Ho cercato poi di immaginare un futuro abitabile, di pensare un cinema produttivamente sostenibile e delle nuove modalità di fruirlo anche per la “Rassegna CineAtelier”, che è proprio sul vostro territorio e che è stata sospesa a causa dell’emergenza. Sono abituata ad adattarmi e farò di tutto perché tornare a raccontare storie sia possibile al più presto. Vorrei anche che sia le istituzioni, sia gli addetti ai lavori, sia il pubblico, che semplicemente fruisce, si rendessero conto di quanto “le storie e l’arte” siano stati importanti in questo periodo.
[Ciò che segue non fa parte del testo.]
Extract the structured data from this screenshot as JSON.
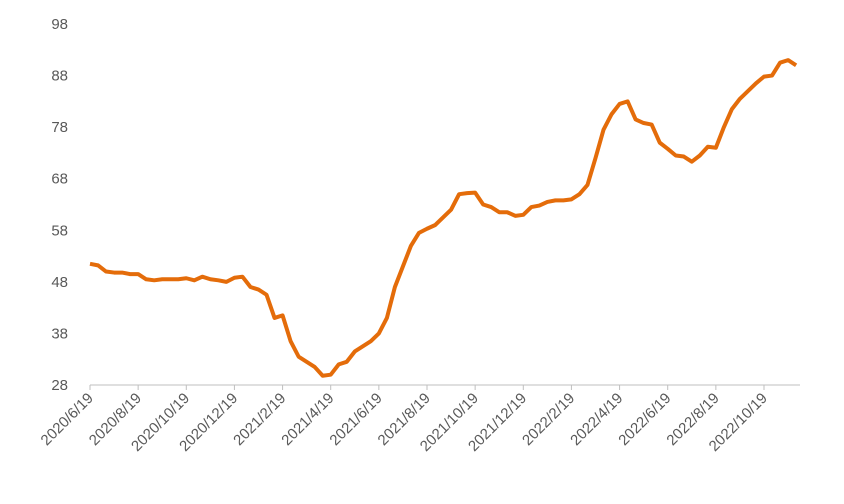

Chi fa arte e di questo vive, si mette consapevolmente a rischio scegliendo di vivere di questo e sarebbe bello che non fosse trattato come “la scimmia del circo” ma come una persona che fa un lavoro necessario alla collettività, sia per le tutele che per il rispetto della professione.

A dire il vero non so quando sarò pronta davvero per raccontare qualcosa di quello che sta succedendo e se lo farò. Ho sentito usare spesso la metafora della guerra…ma non mi piace usarla perché è presuntuoso e fuori misura, qua il nemico è invisibile e può essere nascosto in una stretta di mano. Un nemico mai conosciuto prima. E allora davvero non lo so quando saremo pronti a raccontarlo, a sapere cosa è stato. Non lo sa nessuno. Per come la sto vivendo io c’è bisogno di un distacco, di un’elaborazione e sopratutto che il presente diventi almeno passato, per quanto prossimo.